The pestle and mortar are my favourite kitchen implements. There’s something quite primal about crushing toasted spices to release their exotic fragrance, something alchemical about turning a solid clove of garlic into a creamy, fiery paste. Long before Jamie Oliver invented his slightly wussy ‘flavour shaker’, women with formidable forearms in kitchens everywhere were grinding stone against stone or wood against ceramic to make seasonings and sauces.
The yellow-and-green ceramic mortar and its wooden pestle have become one of Catalunya’s foremost tourist souvenirs, but thankfully they haven’t been totally relegated to the realm of ‘knick knacks’. They may not have the spice-grinding power of a Thai marble set, but they’re perfect for making the picada, one of the foundations of Catalan cuisine.
Catalan food blogger Nuria Roig (www.mediterranean-food-recipes.com) sums up the purpose of the picada thus: “The Catalan picada makes a dish more aromatic, binds the cooking juices together, and thickens the consistency of those cooking juices in a particularly delicious and healthy way.” As Roig points out, the picada is a much healthier thickener than cream or flour, as it uses nutritionally beneficial ingredients such as garlic, nuts and herbs.

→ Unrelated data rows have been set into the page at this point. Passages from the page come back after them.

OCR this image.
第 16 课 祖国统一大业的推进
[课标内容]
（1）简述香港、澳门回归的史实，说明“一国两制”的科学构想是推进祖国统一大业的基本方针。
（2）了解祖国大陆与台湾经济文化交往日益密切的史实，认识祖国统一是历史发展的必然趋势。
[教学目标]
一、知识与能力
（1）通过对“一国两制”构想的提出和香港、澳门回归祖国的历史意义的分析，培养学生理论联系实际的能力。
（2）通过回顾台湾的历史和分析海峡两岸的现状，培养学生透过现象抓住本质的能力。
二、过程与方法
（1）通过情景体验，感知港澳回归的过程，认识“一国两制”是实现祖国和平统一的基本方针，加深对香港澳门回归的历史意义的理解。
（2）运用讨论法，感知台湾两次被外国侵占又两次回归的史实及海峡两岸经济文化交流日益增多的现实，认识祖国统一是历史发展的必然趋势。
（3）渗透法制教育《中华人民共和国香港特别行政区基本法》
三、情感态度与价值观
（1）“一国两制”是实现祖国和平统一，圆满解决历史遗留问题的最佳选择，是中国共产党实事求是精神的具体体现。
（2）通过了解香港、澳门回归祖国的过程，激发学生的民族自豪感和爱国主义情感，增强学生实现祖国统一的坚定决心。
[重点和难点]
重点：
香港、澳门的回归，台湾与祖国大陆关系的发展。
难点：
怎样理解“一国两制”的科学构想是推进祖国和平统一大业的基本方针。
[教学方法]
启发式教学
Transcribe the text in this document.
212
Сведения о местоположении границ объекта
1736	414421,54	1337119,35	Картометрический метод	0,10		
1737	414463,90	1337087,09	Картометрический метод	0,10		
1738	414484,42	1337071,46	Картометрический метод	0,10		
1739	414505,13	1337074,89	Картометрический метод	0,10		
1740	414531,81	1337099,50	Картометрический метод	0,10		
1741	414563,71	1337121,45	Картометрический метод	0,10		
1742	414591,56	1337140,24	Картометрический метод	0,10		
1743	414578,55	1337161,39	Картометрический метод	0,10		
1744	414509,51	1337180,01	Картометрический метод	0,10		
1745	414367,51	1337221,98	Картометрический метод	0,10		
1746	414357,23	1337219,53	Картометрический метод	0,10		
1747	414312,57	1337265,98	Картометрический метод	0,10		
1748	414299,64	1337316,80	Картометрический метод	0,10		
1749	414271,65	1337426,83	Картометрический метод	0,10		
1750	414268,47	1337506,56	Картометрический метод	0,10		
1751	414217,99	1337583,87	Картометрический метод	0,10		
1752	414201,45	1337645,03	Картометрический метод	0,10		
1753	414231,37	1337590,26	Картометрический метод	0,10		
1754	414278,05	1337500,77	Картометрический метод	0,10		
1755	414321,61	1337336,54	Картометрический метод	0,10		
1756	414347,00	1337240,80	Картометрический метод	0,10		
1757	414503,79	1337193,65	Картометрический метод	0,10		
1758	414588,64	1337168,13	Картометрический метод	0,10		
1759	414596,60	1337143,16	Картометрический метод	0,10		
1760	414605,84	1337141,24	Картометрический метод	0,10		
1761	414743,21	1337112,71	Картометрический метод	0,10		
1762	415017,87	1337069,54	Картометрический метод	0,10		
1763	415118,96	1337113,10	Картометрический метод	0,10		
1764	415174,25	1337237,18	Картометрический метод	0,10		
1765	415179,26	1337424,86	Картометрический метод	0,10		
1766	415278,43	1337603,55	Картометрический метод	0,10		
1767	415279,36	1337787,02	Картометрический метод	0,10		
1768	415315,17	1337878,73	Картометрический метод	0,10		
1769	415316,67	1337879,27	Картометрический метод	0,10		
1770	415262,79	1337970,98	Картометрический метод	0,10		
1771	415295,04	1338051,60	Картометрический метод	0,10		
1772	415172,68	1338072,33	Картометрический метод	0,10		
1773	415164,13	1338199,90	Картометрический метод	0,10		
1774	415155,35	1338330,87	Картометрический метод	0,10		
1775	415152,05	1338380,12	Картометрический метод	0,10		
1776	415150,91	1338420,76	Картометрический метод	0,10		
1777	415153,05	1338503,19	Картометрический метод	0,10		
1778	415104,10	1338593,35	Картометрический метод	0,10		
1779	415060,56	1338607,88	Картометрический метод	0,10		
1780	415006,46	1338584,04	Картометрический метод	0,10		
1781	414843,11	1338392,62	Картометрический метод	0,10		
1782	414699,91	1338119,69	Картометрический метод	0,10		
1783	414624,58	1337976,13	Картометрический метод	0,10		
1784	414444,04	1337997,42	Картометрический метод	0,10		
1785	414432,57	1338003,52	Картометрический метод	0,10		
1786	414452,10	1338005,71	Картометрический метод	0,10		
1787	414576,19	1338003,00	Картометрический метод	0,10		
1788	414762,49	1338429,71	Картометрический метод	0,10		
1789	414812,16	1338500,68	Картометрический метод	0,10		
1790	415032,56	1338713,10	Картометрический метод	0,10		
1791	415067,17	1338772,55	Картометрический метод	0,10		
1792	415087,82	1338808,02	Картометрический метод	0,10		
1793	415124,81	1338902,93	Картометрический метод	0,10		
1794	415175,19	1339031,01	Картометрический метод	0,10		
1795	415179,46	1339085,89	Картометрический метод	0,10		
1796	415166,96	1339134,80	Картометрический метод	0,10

The famous Catalan restaurateur Ramon Parellada has written a whole book dedicated to the picada, El Llibre de les Picades. In the introduction, he writes: “In the cuisine of this country the picada is an essential element, which gives personality to the dish, fills out the flavours, and differentiates it from other cuisines around the world.”
He fears that because the picada is invisible in the final dish, it has become overlooked and that the pestle and mortar may indeed become mere decorative objects. But it’s the deceptive humility of the picada that makes it so special. Perhaps it takes an outsider to truly appreciate its worth. Food writer Paula Wolfert got so excited when she discovered the picada that she called it “the future of cooking”.
Born out of poverty and hard times, the picada was the final touch that turned an everyday dish into something special for a feast day. Such simple ingredients as a sprig of herbs from the garden, stale bread and a head of garlic have a transforming effect on a dish and it’s a formula that’s been tried and tested through many generations. Mestre Robert, author of the first printed Catalan cookbook, the Libre del Coch, published in 1520, mentions a picada-like recipe consisting of toasted almonds crushed in a mortar with chicken livers and bread that has been soaked in orange juice or white wine vinegar.